The argument that generated the most headlines was Navient’s claim that they are merely a servicer and, “A servicer’s role is to collect payments owed by borrowers… and there is no expectation that the servicer will ‘act in the interest of the consumer.'”
The Judge’s Ruling on Navient’s Motion to Dismiss
The Judge ruled against every Navient argument.
While this is definitely a step forward for the CFPB and for borrowers, it is important to remember that the case is far from over. The Judge’s ruling means that the CFPB is allowed to proceed with the lawsuit, nothing more.
Perhaps the best news for borrowers is that the Judge noted that their could be legal implications based upon statements on the Navient. The example cited by the judge said: “If you’re experiencing problems making your loans payments, please contact us. Our representatives can help you by identifying options and solutions, so you can make the right decision for your situation.” By using this example the Judge is essentially saying that promises made by Navient to borrowers could create a legal obligation for Navient to provide information in the interests of borrowers.
Next Steps in the Lawsuit
Right now Navient and the CFPB are likely moving forward on two fronts.
First, the parties are exchanging discovery. This is the phase of a case where the parties exchange information that might be relevant to the case. Navient has to share any documents that the CFPB requests, so long as they are remotely related to the lawsuit, and the CFPB likewise has to share its documents with Navient.
In addition to discovery, the parties are also likely engaged in settlement talks. Unlike tv and the movies, the vast majority of cases are resolved without ever going to trial.
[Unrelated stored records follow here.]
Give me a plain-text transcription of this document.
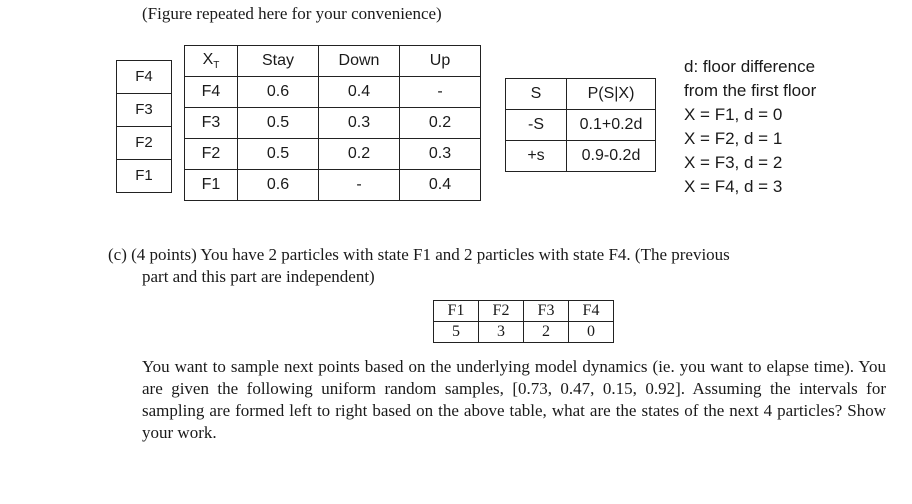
(Figure repeated here for your convenience)
F4
F3
F2
F1
$X_T$	Stay	Down	Up
F4	0.6	0.4	-
F3	0.5	0.3	0.2
F2	0.5	0.2	0.3
F1	0.6	-	0.4
S	P(S|X)
-S	0.1+0.2d
+s	0.9-0.2d
d: floor difference
from the first floor
X = F1, d = 0
X = F2, d = 1
X = F3, d = 2
X = F4, d = 3
(c) (4 points) You have 2 particles with state F1 and 2 particles with state F4. (The previous
part and this part are independent)
F1	F2	F3	F4
5	3	2	0
You want to sample next points based on the underlying model dynamics (ie. you want to elapse time). You are given the following uniform random samples, [0.73, 0.47, 0.15, 0.92]. Assuming the intervals for sampling are formed left to right based on the above table, what are the states of the next 4 particles? Show your work.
The recent ruling in favor of the CFPB will help the agency in its efforts to gain a favorable settlement.
What does this all mean for me?
This ruling should serve as a wakeup call for federal student loan servicers. Promises made on the Navient website are part of the judge’s reasoning, so you can expect fewer promises on loan servicer websites.
Hopefully, servicers will also start doing a better job of steering people towards options that are in their best interests rather than what is easiest and/or cheapest for the loan servicer. Even a slight improvement in servicing quality could help a large amount of borrowers.